Imagine you’re a 10-year-old that loved Home Alone and Ghostbusters, it’s the weekend, and you get to rent a movie from Blockbuster in an age long before IMDb was a thing. Unaware that My Girl is about the acceptance of death and not a comedy of young love over summer, you pop in the VHS. You survived The Neverending Story (and Atrax at least comes back at the end), you had to have Goose’s passing explained in Top Gun, and now, thanks to Macaulay Culkin, you have a very understandable fear of bees.
Thomas Sennett, an 11-year-old boy, is allergic to “everything” and yet becomes best friends with Vada Sultenfuss (Anna Chlumsky, who went on to star in Veep), causing plenty of teasing from their classmates. The inseparable pair spend the summer together, biking around their Pennsylvania town, exploring the woods, and even sharing a first kiss.
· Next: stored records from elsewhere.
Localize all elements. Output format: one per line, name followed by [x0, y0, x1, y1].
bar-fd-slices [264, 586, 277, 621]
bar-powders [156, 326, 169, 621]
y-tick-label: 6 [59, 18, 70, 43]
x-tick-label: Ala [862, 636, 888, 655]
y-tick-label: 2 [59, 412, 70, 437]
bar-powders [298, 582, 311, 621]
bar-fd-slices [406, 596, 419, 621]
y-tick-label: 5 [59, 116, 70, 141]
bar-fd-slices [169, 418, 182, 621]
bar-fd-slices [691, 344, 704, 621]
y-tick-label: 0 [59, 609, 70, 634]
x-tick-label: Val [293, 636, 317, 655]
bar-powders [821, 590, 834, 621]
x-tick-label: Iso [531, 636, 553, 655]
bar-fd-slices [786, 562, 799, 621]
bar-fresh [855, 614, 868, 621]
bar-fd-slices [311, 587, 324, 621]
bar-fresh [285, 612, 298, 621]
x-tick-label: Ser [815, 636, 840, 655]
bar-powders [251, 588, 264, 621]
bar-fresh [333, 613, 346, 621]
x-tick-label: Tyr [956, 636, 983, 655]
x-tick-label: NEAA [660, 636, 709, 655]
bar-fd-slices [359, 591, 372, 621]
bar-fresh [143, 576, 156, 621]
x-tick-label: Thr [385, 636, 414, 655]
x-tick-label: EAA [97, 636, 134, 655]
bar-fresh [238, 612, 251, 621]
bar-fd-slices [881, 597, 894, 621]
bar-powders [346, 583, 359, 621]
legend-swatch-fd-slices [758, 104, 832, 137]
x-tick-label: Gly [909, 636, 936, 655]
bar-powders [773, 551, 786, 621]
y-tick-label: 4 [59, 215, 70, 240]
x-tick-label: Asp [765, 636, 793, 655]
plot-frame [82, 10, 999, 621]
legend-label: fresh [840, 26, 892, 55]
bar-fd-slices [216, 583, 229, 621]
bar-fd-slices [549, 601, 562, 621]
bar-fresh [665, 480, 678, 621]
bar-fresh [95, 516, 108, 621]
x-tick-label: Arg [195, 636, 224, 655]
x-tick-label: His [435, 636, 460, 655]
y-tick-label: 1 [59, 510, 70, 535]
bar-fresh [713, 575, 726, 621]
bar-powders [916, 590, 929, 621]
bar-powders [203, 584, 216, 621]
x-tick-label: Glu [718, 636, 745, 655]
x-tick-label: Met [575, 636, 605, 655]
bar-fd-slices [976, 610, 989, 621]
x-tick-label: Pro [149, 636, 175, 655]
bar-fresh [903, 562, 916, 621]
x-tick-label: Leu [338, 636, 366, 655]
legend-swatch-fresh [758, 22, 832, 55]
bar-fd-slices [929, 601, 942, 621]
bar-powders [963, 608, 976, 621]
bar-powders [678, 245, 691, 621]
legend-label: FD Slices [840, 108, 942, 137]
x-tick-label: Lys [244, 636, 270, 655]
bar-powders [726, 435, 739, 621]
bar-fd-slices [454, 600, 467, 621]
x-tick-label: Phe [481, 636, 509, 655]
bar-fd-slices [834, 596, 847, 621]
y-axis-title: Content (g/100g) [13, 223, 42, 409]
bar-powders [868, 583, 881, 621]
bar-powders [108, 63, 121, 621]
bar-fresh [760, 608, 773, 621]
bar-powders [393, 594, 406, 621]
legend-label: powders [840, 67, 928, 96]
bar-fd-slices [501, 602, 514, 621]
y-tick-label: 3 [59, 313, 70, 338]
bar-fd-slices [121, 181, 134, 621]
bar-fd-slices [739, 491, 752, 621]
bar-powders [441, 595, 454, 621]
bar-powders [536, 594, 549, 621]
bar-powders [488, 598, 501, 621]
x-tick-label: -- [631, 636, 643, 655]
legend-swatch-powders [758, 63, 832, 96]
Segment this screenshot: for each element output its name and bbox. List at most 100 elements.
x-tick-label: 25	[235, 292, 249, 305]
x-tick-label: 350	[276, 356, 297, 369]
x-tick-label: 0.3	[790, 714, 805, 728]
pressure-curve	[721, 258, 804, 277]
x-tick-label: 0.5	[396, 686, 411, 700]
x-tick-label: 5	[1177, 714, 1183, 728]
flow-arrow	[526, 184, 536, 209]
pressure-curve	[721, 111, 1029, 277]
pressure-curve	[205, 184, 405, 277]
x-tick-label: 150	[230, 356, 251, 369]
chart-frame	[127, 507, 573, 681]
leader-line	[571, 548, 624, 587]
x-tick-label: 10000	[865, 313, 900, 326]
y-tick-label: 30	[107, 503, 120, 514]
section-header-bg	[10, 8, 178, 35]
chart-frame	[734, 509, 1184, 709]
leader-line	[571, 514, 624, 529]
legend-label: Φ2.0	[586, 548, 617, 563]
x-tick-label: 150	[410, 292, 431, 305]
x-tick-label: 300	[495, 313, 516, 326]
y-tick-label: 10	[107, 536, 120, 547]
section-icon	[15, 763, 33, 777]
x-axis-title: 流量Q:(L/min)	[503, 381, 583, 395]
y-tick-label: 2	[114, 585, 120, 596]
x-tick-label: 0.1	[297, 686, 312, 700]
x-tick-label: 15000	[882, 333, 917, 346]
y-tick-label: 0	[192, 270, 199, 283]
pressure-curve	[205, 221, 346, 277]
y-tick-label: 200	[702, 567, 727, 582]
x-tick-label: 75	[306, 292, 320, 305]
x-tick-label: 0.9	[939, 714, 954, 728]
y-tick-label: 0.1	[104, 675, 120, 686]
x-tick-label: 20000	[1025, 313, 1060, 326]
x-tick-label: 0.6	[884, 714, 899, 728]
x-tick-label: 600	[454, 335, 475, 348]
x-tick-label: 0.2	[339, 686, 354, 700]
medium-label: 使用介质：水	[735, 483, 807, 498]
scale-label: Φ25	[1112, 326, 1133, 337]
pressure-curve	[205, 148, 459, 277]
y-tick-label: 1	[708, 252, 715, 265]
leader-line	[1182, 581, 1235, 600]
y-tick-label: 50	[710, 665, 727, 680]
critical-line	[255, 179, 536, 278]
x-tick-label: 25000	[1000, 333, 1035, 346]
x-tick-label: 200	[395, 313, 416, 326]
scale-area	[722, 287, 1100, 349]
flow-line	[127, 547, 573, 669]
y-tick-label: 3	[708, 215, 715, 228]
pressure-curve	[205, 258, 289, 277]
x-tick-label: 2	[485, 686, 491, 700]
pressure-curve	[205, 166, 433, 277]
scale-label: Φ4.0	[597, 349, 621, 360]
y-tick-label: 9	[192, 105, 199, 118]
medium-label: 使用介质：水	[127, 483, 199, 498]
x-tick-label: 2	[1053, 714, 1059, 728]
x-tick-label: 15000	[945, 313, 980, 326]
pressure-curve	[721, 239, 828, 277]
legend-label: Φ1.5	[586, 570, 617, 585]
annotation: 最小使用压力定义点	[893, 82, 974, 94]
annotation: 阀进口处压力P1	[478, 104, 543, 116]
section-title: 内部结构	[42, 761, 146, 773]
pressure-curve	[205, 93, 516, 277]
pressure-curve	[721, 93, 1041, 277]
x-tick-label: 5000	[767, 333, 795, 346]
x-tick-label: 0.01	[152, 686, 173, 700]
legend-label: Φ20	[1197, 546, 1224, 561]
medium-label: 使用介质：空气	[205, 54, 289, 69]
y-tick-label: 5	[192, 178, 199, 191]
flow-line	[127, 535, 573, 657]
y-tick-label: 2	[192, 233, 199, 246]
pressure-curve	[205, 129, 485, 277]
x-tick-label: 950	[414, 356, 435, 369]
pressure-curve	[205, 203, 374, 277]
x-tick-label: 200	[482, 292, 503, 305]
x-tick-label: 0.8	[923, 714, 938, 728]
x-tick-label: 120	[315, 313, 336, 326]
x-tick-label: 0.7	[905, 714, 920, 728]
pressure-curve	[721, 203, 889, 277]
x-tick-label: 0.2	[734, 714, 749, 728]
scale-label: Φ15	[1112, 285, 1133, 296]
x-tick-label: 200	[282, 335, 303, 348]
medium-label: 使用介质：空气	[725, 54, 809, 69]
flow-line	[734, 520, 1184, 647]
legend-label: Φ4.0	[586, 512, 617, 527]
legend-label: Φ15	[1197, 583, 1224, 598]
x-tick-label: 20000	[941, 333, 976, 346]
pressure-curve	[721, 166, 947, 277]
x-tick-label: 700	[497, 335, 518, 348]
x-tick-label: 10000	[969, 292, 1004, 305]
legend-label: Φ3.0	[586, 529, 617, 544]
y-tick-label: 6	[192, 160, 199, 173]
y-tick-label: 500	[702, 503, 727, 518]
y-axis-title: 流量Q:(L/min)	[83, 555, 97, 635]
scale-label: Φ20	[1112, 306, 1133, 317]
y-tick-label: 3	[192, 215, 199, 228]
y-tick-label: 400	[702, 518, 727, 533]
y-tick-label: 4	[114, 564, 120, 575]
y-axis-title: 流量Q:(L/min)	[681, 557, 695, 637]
Along the way, Vada loses her mood ring near a fallen beehive, forcing the kids to abandon the area and innocuously setting in motion the Final Destination Rube Goldberg machine of Thomas’ death.
That’s what makes the death so heartbreaking, not the manner of death but how it suddenly happens on an otherwise inauspicious day. Movies are a form of escapism, and we don’t want to be reminded of our mortality and how we are only here for a finite period while watching, say, Xanadu. My Girl forces its young audience to face this truth head-on, from the senseless passing of Thomas while trying to recover Vada’s mood ring, to her reactions after the passing of her friend.
In a poignant moment filled with a child’s innocence, Vada puts Thomas’ glasses on his body at the funeral, insisting that “he can’t see without them.” Dan Akroyd, the aforementioned Ghostbuster, plays her father, a 100 percent accurate funeral director that gives the performance of a lifetime in explaining to Vada, and thus, all the children tricked into watching this movie about the nature of death and how to accept it. Simba’s grappling with the meaning of death is dealt with by committing manslaughter, Atrax doesn’t actually die, and even Olaf’s death in Frozen 2 (spoiler warning) is undone by the end of the movie.
My Girl is the single most heartbreaking death in movies precisely because of how real it is since there’s no insidious disease like in A Walk to Remember or Bridge to Terabithia; it’s just the wrong place at the wrong time. The Lovely Bones is about a serial killer, and Top Gun is about adults defending the country. Only My Girl is about an 11-year-old boy trying to find his first love’s mood ring.
Not since Lindsay Lohan in Georgia Rule has a trailer been as misleading as My Girl. Come for the sweet, tender moments and family-friendly comedy, and stay for the worst on-screen death in movie history. No killers, no disease, just a cold, uncaring universe that we need to accept is out to get us.